= Therapeutic effect =

Beneficial change in medical condition, often caused by a drug

Therapeutic effect refers to the response(s) after a treatment of any kind, the results of which are judged to be useful or favorable. This is true whether the result was expected, unexpected, or even an unintended consequence. An adverse effect (including nocebo) is the converse and refers to harmful or undesired response(s). What constitutes a therapeutic effect versus a side effect is a matter of both the nature of the situation and the goals of treatment. No inherent difference separates therapeutic and undesired side effects; both responses are behavioral/physiologic changes that occur as a response to the treatment strategy or agent.

== Treatment scope ==
To maximize therapeutic effects (desired) and minimize side effects (undesired) requires recognition and quantification of the treatment in multiple dimensions.
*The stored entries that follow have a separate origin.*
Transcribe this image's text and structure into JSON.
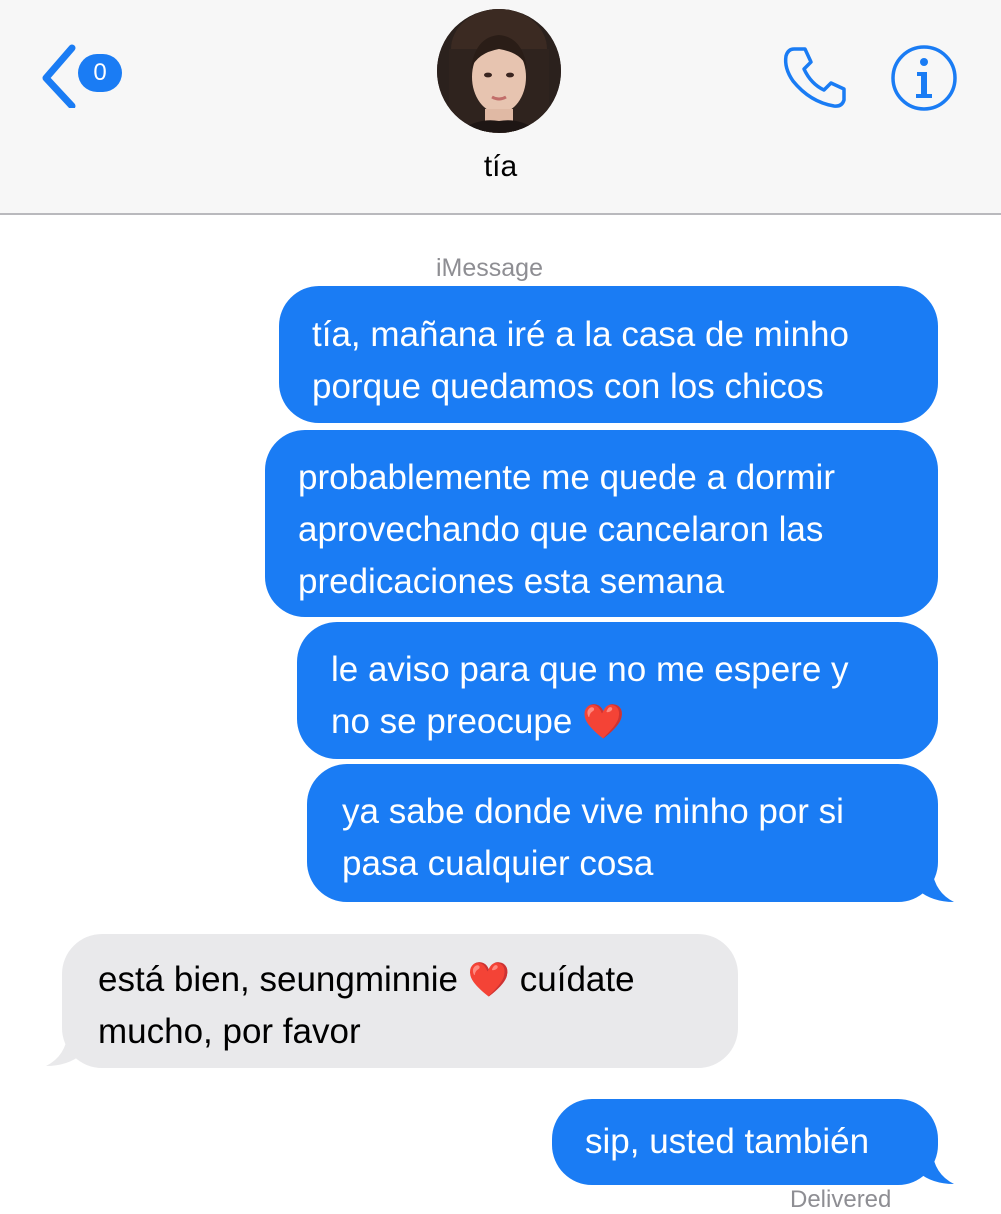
{
  "header": {
    "back_badge": "0",
    "contact_name": "tía",
    "icons": {
      "back": "chevron-left-icon",
      "call": "phone-icon",
      "info": "info-icon",
      "avatar": "contact-photo"
    }
  },
  "conversation": {
    "service_label": "iMessage",
    "heart": "❤️",
    "messages": [
      {
        "direction": "outgoing",
        "lines": [
          "tía, mañana iré a la casa de minho",
          "porque quedamos con los chicos"
        ]
      },
      {
        "direction": "outgoing",
        "lines": [
          "probablemente me quede a dormir",
          "aprovechando que cancelaron las",
          "predicaciones esta semana"
        ]
      },
      {
        "direction": "outgoing",
        "lines": [
          "le aviso para que no me espere y",
          "no se preocupe "
        ]
      },
      {
        "direction": "outgoing",
        "lines": [
          "ya sabe donde vive minho por si",
          "pasa cualquier cosa"
        ]
      },
      {
        "direction": "incoming",
        "lines": [
          "está bien, seungminnie ",
          " cuídate",
          "mucho, por favor"
        ]
      },
      {
        "direction": "outgoing",
        "lines": [
          "sip, usted también"
        ]
      }
    ],
    "delivered_label": "Delivered"
  },
  "colors": {
    "outgoing_bubble": "#1a7cf4",
    "incoming_bubble": "#e9e9eb",
    "accent": "#1a7cf4",
    "header_bg": "#f7f7f7"
  }
}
In the specific case of targeted pharmaceutical interventions, a combination of therapies is often needed to achieve the desired results.
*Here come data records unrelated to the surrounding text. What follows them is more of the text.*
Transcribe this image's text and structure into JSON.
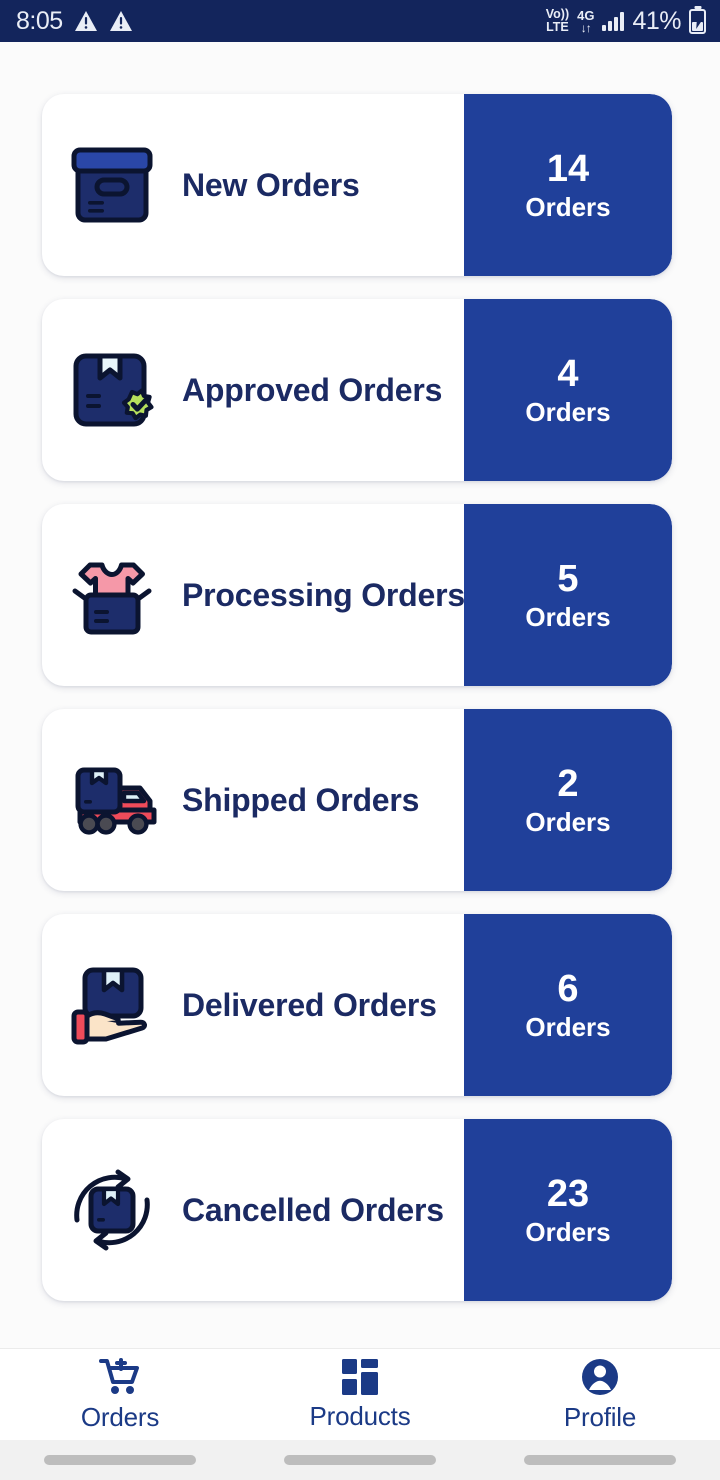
{
  "status_bar": {
    "time": "8:05",
    "warning_icons": [
      "warning-triangle-icon",
      "warning-triangle-icon"
    ],
    "volte_top": "Vo))",
    "volte_bottom": "LTE",
    "network_type": "4G",
    "data_arrows": "↓↑",
    "signal_icon": "signal-bars-icon",
    "battery_percent": "41%",
    "battery_icon": "battery-charging-icon",
    "background_color": "#13255c"
  },
  "theme": {
    "accent_blue": "#20409a",
    "title_navy": "#1b2a63",
    "page_background": "#fbfbfb",
    "card_background": "#ffffff"
  },
  "orders": {
    "cards": [
      {
        "icon": "archive-box-icon",
        "title": "New Orders",
        "count": "14",
        "unit": "Orders"
      },
      {
        "icon": "box-approved-icon",
        "title": "Approved Orders",
        "count": "4",
        "unit": "Orders"
      },
      {
        "icon": "open-box-shirt-icon",
        "title": "Processing Orders",
        "count": "5",
        "unit": "Orders"
      },
      {
        "icon": "delivery-truck-icon",
        "title": "Shipped Orders",
        "count": "2",
        "unit": "Orders"
      },
      {
        "icon": "hand-package-icon",
        "title": "Delivered Orders",
        "count": "6",
        "unit": "Orders"
      },
      {
        "icon": "box-return-arrows-icon",
        "title": "Cancelled Orders",
        "count": "23",
        "unit": "Orders"
      }
    ]
  },
  "bottom_nav": {
    "items": [
      {
        "icon": "shopping-cart-icon",
        "label": "Orders",
        "active": true
      },
      {
        "icon": "grid-squares-icon",
        "label": "Products",
        "active": false
      },
      {
        "icon": "person-circle-icon",
        "label": "Profile",
        "active": false
      }
    ]
  }
}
== Pharmacology examples ==
- A 2015 review found that aloe vera exhibits therapeutic antioxidant, antimicrobial, immune boosting, antitumor, hypoglycemic, hypolipidemic, wound healing, and antidiabetic effects.
- Also in 2015, a review found that probiotics were beneficial in the treatment of irritable bowel syndrome.
- Again in 2015 another review found that Rituximab was therapeutic in the treatment of myasthenia gravis, an autoimmune disorder.
- A 2016 review found that the adjunctive use of standardized pharmaceutical-grade nutrients, known as nutraceuticals, had a therapeutic effect in patients with depression.
- Also in 2016, a review found that despite limited data botulinum toxin type A may be beneficial for the treatment of trigeminal neuralgia paroxysms and suggests further study.

== Non-pharmacology examples ==
- A 2014 review found there was a strong therapeutic benefit from stem cell therapy on organ recovery from injury and that it may also inhibit tumor growth.
- A 2015 review found that mindfulness based interventions had a therapeutic effect on stress reduction for mental illness.
- Also in 2015, a review showed that irradiation with low level laser therapy had the therapeutic effect of increasing in vitro stem cell proliferation rates.
- A 2017 review showed aerobic and resistance exercise had a therapeutic effect on the physical and mental well-being of cancer survivors.
- Also in 2017, a review found that low-intensity extracorporeal shock wave treatment was therapeutic in the treatment of erectile dysfunction.